A wooden frame was there, of the sort used to suspend a carcass while it was butchered. Upon the frame was bound a naked, lifeless Kyrinin. His head hung forwards and his white hair had fallen across his face like a shroud. From shoulder to hip, long thin strips of skin had been peeled back, wound on sticks. The flaying had left livid, gory bands of raw flesh exposed. He had been disembowelled, so that his entrails spilled forth to pile upon the ground beneath him. His groin was a bloody mess. An ordurous stench hung suffocatingly in the air and Orisian felt bile in his mouth as his stomach twisted itself. He heard Anyara's faint moan of disgust even as he turned away. Three young Fox children were standing close by. They watched him with bland curiosity. One had a bow and quiver - little more than toys - in his tiny, fine hands.

Then Ess'yr was coming around the edge of the crowd. Her brother was a little behind her.

'You should go,' said Ess'yr.

'We're leaving,' Orisian told her. 'On the ship. I wanted to say goodbye.'

'We will come to you.'

'It'll have to be soon. We'll be gone today.' He felt a sharp pang of apprehension. He could not leave her behind without talking to her. To him, if not to her, it was a parting that needed to be marked. He saw that Varryn was regarding him with unreadable eyes.

'Soon,' Ess'yr said, and he heard a promise in her gentle voice. 'But not now.'

'We'd better go,' Rothe said quietly. 'I don't think this is a good place to be now.'

Reluctantly, Orisian agreed. Ess'yr was already turning away, and he was suddenly afraid that he might not see those beautiful features again. He might have tried to call her back, but did not.

Yvane had been talking quietly with a Fox woman, and now rejoined them, her face troubled.

'Let's go,' she said.

The four of them walked together out of the camp and over the bridge into Koldihrve. The rain was soaking. It churned up the surface of the river.
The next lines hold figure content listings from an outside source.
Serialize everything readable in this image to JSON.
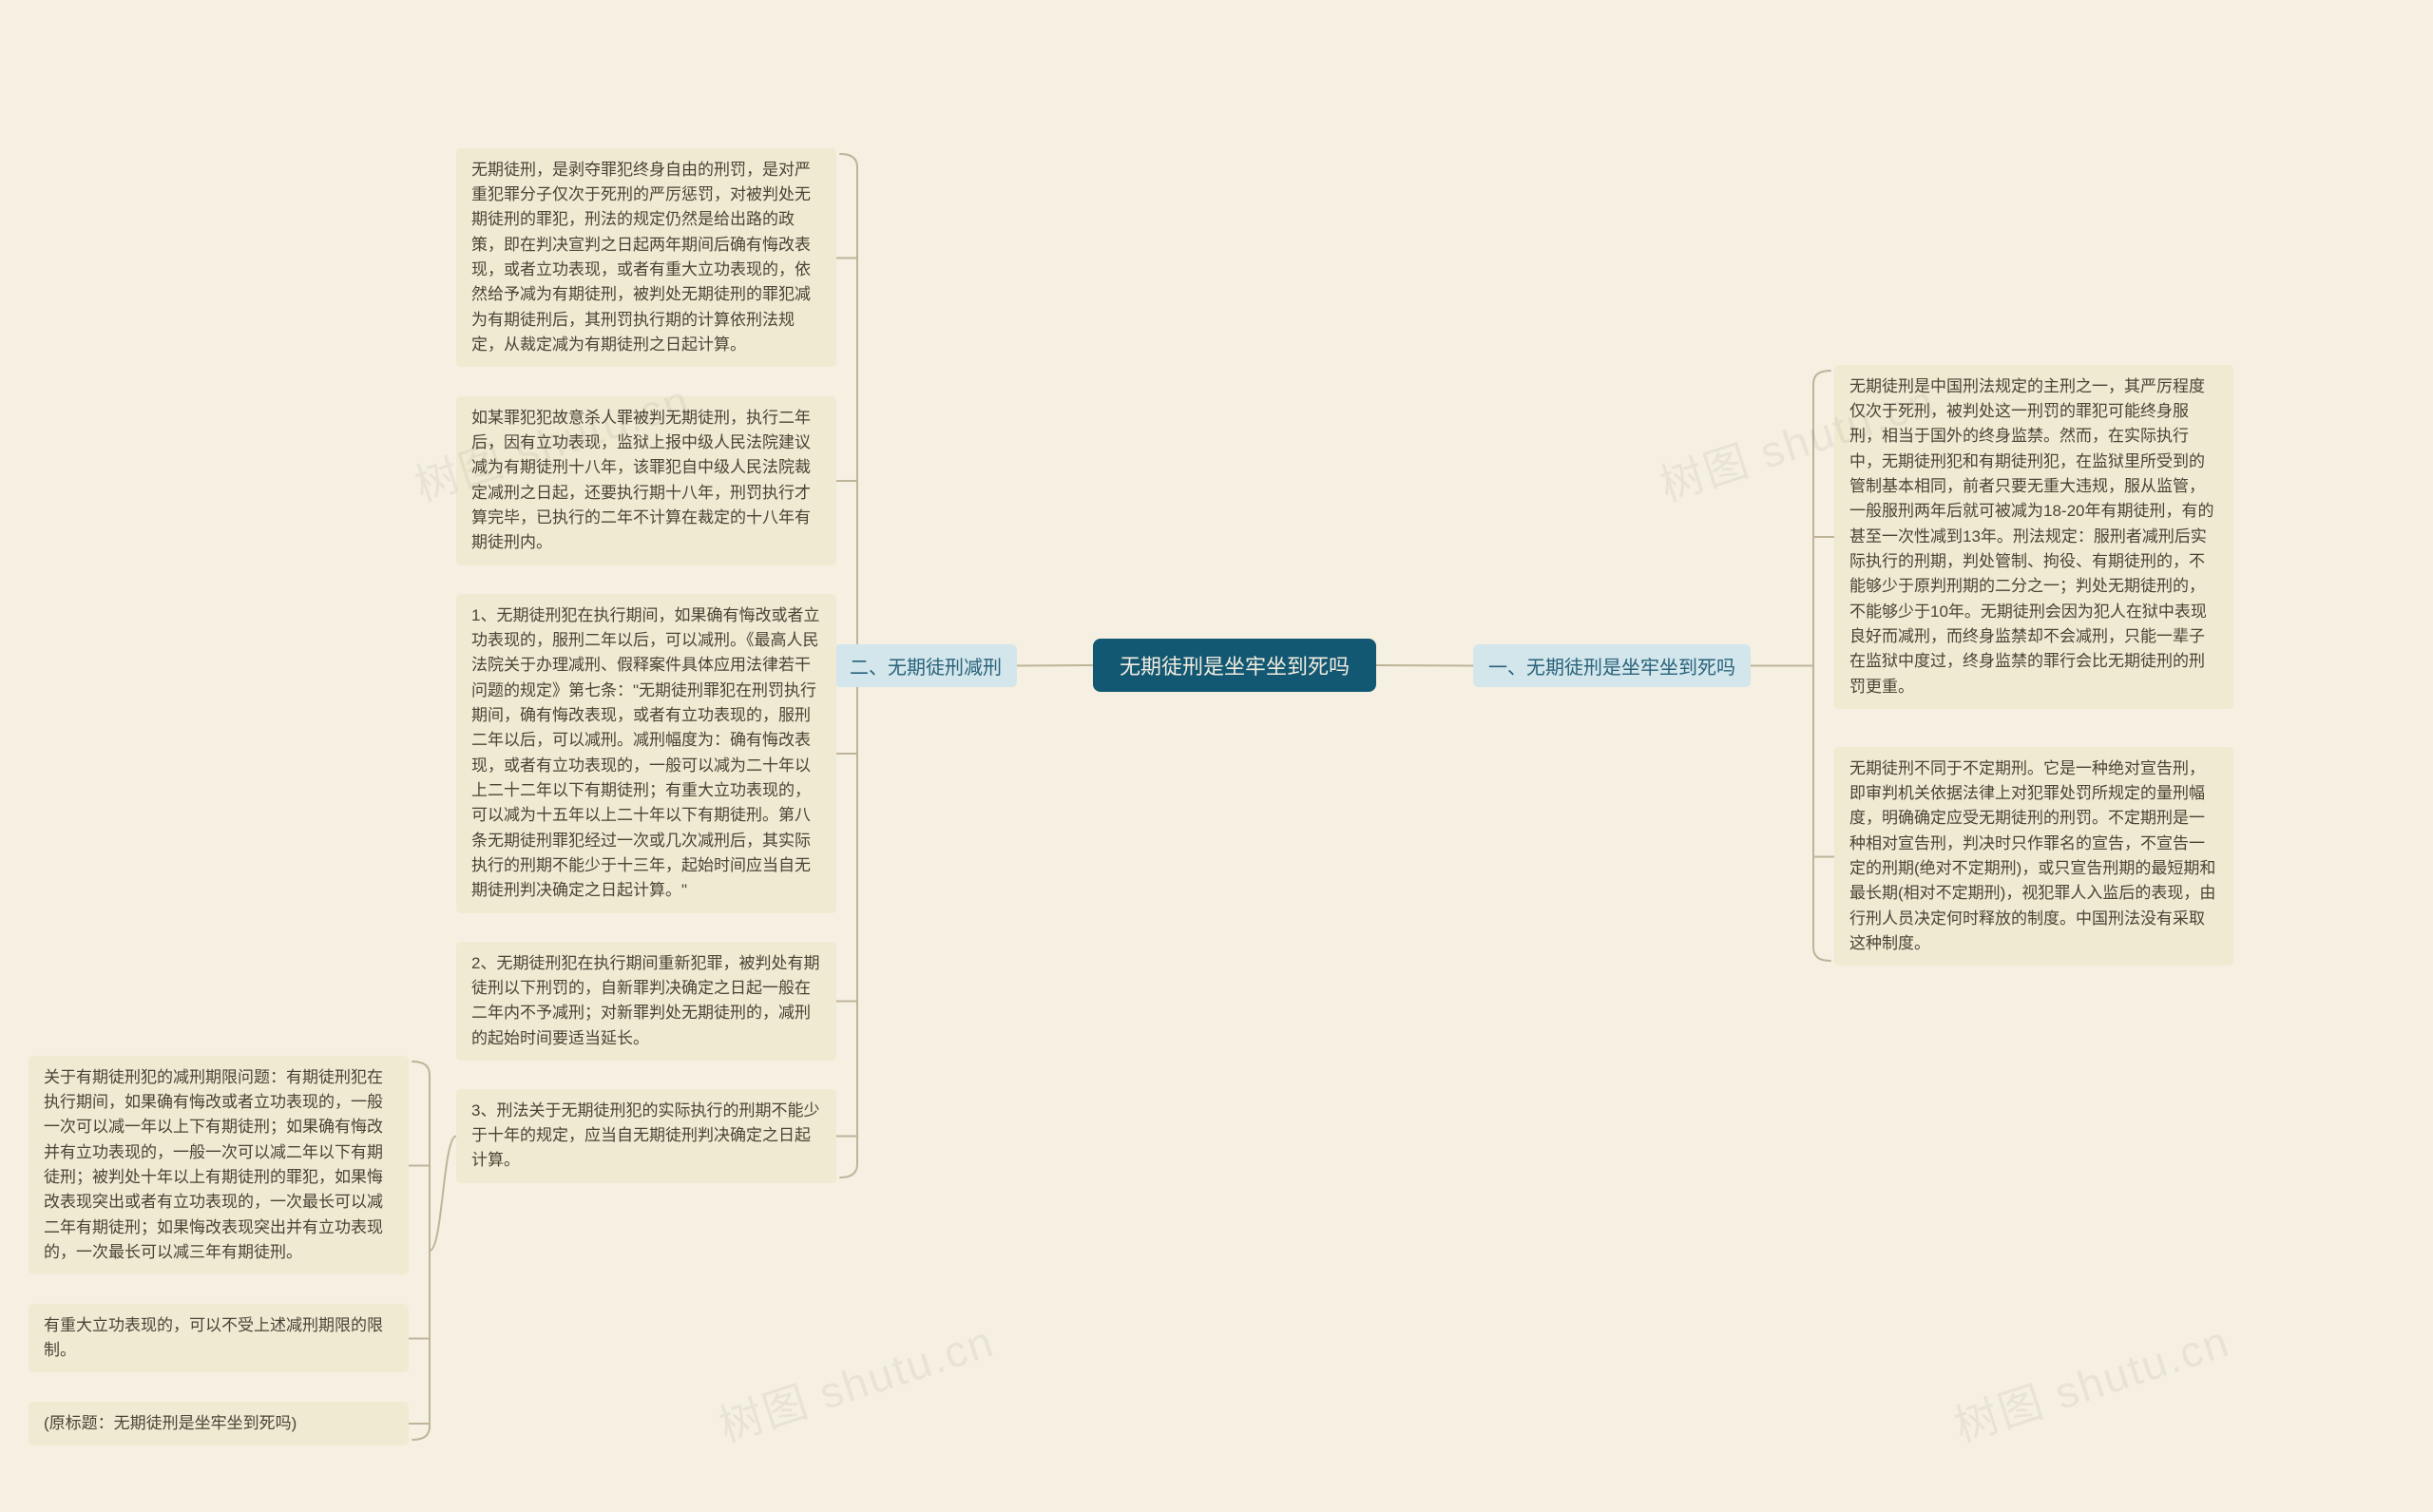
{
  "diagram": {
    "type": "mindmap",
    "background_color": "#f5f0e1",
    "line_color": "#bfb49a",
    "line_width": 2,
    "root_bg": "#135872",
    "root_fg": "#f2ece0",
    "branch_bg": "#d2e6ec",
    "branch_fg": "#2a627a",
    "leaf_bg": "#f0ead2",
    "leaf_fg": "#4a4437",
    "root": "无期徒刑是坐牢坐到死吗",
    "right_branch": {
      "label": "一、无期徒刑是坐牢坐到死吗",
      "leaves": [
        "无期徒刑是中国刑法规定的主刑之一，其严厉程度仅次于死刑，被判处这一刑罚的罪犯可能终身服刑，相当于国外的终身监禁。然而，在实际执行中，无期徒刑犯和有期徒刑犯，在监狱里所受到的管制基本相同，前者只要无重大违规，服从监管，一般服刑两年后就可被减为18-20年有期徒刑，有的甚至一次性减到13年。刑法规定：服刑者减刑后实际执行的刑期，判处管制、拘役、有期徒刑的，不能够少于原判刑期的二分之一；判处无期徒刑的，不能够少于10年。无期徒刑会因为犯人在狱中表现良好而减刑，而终身监禁却不会减刑，只能一辈子在监狱中度过，终身监禁的罪行会比无期徒刑的刑罚更重。",
        "无期徒刑不同于不定期刑。它是一种绝对宣告刑，即审判机关依据法律上对犯罪处罚所规定的量刑幅度，明确确定应受无期徒刑的刑罚。不定期刑是一种相对宣告刑，判决时只作罪名的宣告，不宣告一定的刑期(绝对不定期刑)，或只宣告刑期的最短期和最长期(相对不定期刑)，视犯罪人入监后的表现，由行刑人员决定何时释放的制度。中国刑法没有采取这种制度。"
      ]
    },
    "left_branch": {
      "label": "二、无期徒刑减刑",
      "leaves": [
        "无期徒刑，是剥夺罪犯终身自由的刑罚，是对严重犯罪分子仅次于死刑的严厉惩罚，对被判处无期徒刑的罪犯，刑法的规定仍然是给出路的政策，即在判决宣判之日起两年期间后确有悔改表现，或者立功表现，或者有重大立功表现的，依然给予减为有期徒刑，被判处无期徒刑的罪犯减为有期徒刑后，其刑罚执行期的计算依刑法规定，从裁定减为有期徒刑之日起计算。",
        "如某罪犯犯故意杀人罪被判无期徒刑，执行二年后，因有立功表现，监狱上报中级人民法院建议减为有期徒刑十八年，该罪犯自中级人民法院裁定减刑之日起，还要执行期十八年，刑罚执行才算完毕，已执行的二年不计算在裁定的十八年有期徒刑内。",
        "1、无期徒刑犯在执行期间，如果确有悔改或者立功表现的，服刑二年以后，可以减刑。《最高人民法院关于办理减刑、假释案件具体应用法律若干问题的规定》第七条：\"无期徒刑罪犯在刑罚执行期间，确有悔改表现，或者有立功表现的，服刑二年以后，可以减刑。减刑幅度为：确有悔改表现，或者有立功表现的，一般可以减为二十年以上二十二年以下有期徒刑；有重大立功表现的，可以减为十五年以上二十年以下有期徒刑。第八条无期徒刑罪犯经过一次或几次减刑后，其实际执行的刑期不能少于十三年，起始时间应当自无期徒刑判决确定之日起计算。\"",
        "2、无期徒刑犯在执行期间重新犯罪，被判处有期徒刑以下刑罚的，自新罪判决确定之日起一般在二年内不予减刑；对新罪判处无期徒刑的，减刑的起始时间要适当延长。",
        "3、刑法关于无期徒刑犯的实际执行的刑期不能少于十年的规定，应当自无期徒刑判决确定之日起计算。"
      ],
      "sub_leaves": [
        "关于有期徒刑犯的减刑期限问题：有期徒刑犯在执行期间，如果确有悔改或者立功表现的，一般一次可以减一年以上下有期徒刑；如果确有悔改并有立功表现的，一般一次可以减二年以下有期徒刑；被判处十年以上有期徒刑的罪犯，如果悔改表现突出或者有立功表现的，一次最长可以减二年有期徒刑；如果悔改表现突出并有立功表现的，一次最长可以减三年有期徒刑。",
        "有重大立功表现的，可以不受上述减刑期限的限制。",
        "(原标题：无期徒刑是坐牢坐到死吗)"
      ]
    }
  },
  "watermark_text": "树图 shutu.cn"
}
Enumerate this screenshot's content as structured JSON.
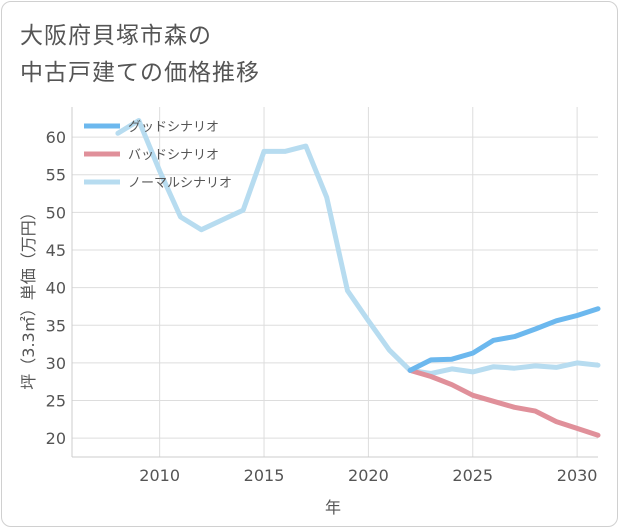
{
  "chart_data": {
    "type": "line",
    "title_lines": [
      "大阪府貝塚市森の",
      "中古戸建ての価格推移"
    ],
    "xlabel": "年",
    "ylabel": "坪（3.3㎡）単価（万円）",
    "xlim": [
      2005.8,
      2031
    ],
    "ylim": [
      17.5,
      64
    ],
    "x_ticks": [
      2010,
      2015,
      2020,
      2025,
      2030
    ],
    "y_ticks": [
      20,
      25,
      30,
      35,
      40,
      45,
      50,
      55,
      60
    ],
    "grid": true,
    "legend_position": "top-left",
    "series": [
      {
        "name": "グッドシナリオ",
        "color": "#6cb8ee",
        "x": [
          2022,
          2023,
          2024,
          2025,
          2026,
          2027,
          2028,
          2029,
          2030,
          2031
        ],
        "values": [
          29.0,
          30.4,
          30.5,
          31.3,
          33.0,
          33.5,
          34.5,
          35.6,
          36.3,
          37.2
        ]
      },
      {
        "name": "バッドシナリオ",
        "color": "#e0909a",
        "x": [
          2022,
          2023,
          2024,
          2025,
          2026,
          2027,
          2028,
          2029,
          2030,
          2031
        ],
        "values": [
          29.0,
          28.2,
          27.1,
          25.7,
          24.9,
          24.1,
          23.6,
          22.2,
          21.3,
          20.4
        ]
      },
      {
        "name": "ノーマルシナリオ",
        "color": "#b7dcf0",
        "x": [
          2008,
          2009,
          2010,
          2011,
          2012,
          2013,
          2014,
          2015,
          2016,
          2017,
          2018,
          2019,
          2020,
          2021,
          2022,
          2023,
          2024,
          2025,
          2026,
          2027,
          2028,
          2029,
          2030,
          2031
        ],
        "values": [
          60.5,
          62.2,
          55.5,
          49.4,
          47.7,
          49.0,
          50.3,
          58.1,
          58.1,
          58.8,
          52.0,
          39.6,
          35.6,
          31.7,
          29.0,
          28.6,
          29.2,
          28.8,
          29.5,
          29.3,
          29.6,
          29.4,
          30.0,
          29.7
        ]
      }
    ]
  }
}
'They really are savages,' Anyara murmured.

'They are,' agreed Rothe, and then to Orisian's faint surprise added softly, 'but I've seen worse things done by humans.'

'They caught that White Owl not far from here,' Yvane said as they stepped back on to the human side of the river. 'From the sound of it, there's a lot more where he came from. Very close. There's going to be a good deal of blood spilled.'

'Today?' Rothe asked.

'Probably. They say there're scores of White Owls. And your friends from Horin-Gyre too.'

'Wait, wait,' hissed Orisian, slowing suddenly.

The others looked questioningly at him, and he nodded down the street. Four or five men were standing in the sheeting rain. They were indistinct figures, shapeless cloaks hiding any detail, but nothing about them suggested goodwill. Yvane squinted at them, flicking rainwater from her brow.

'I thought you said you didn't upset Tomas yesterday,' she said.

'I didn't,' Orisian muttered. 'We parted on the best terms I could manage.'

He was casting about for another path to take. Every instinct told him this was something more than the simple observation Tomas had kept them under since they arrived in Koldihrve. Already, the men were moving, coming towards them. He could see weapons: staffs and cudgels.

'I'll deal with them,' Rothe growled. There was something close to relish in his voice.

'No,' Orisian said. 'No fighting unless we have no choice. We'll go around them, get out to the ship.'

Inside, the thought was ringing in his head that he should have called Ess'yr back when she turned away from him. But it was too late for that.

'Down here,' he said and led them into a side street. 'Yvane, can you find the way to Hammarn's house?'

'I should think so.' She brushed past him to take the lead.

The alley narrowed, so that they had to trot along in single file. They passed the backs of small houses and shacks. There were no doors, and the few windows were shuttered. Water was spouting from the roofs, drenching them. The ground was slick mud, constantly treacherous, and littered with broken bits of wood, empty barrels and discarded pots.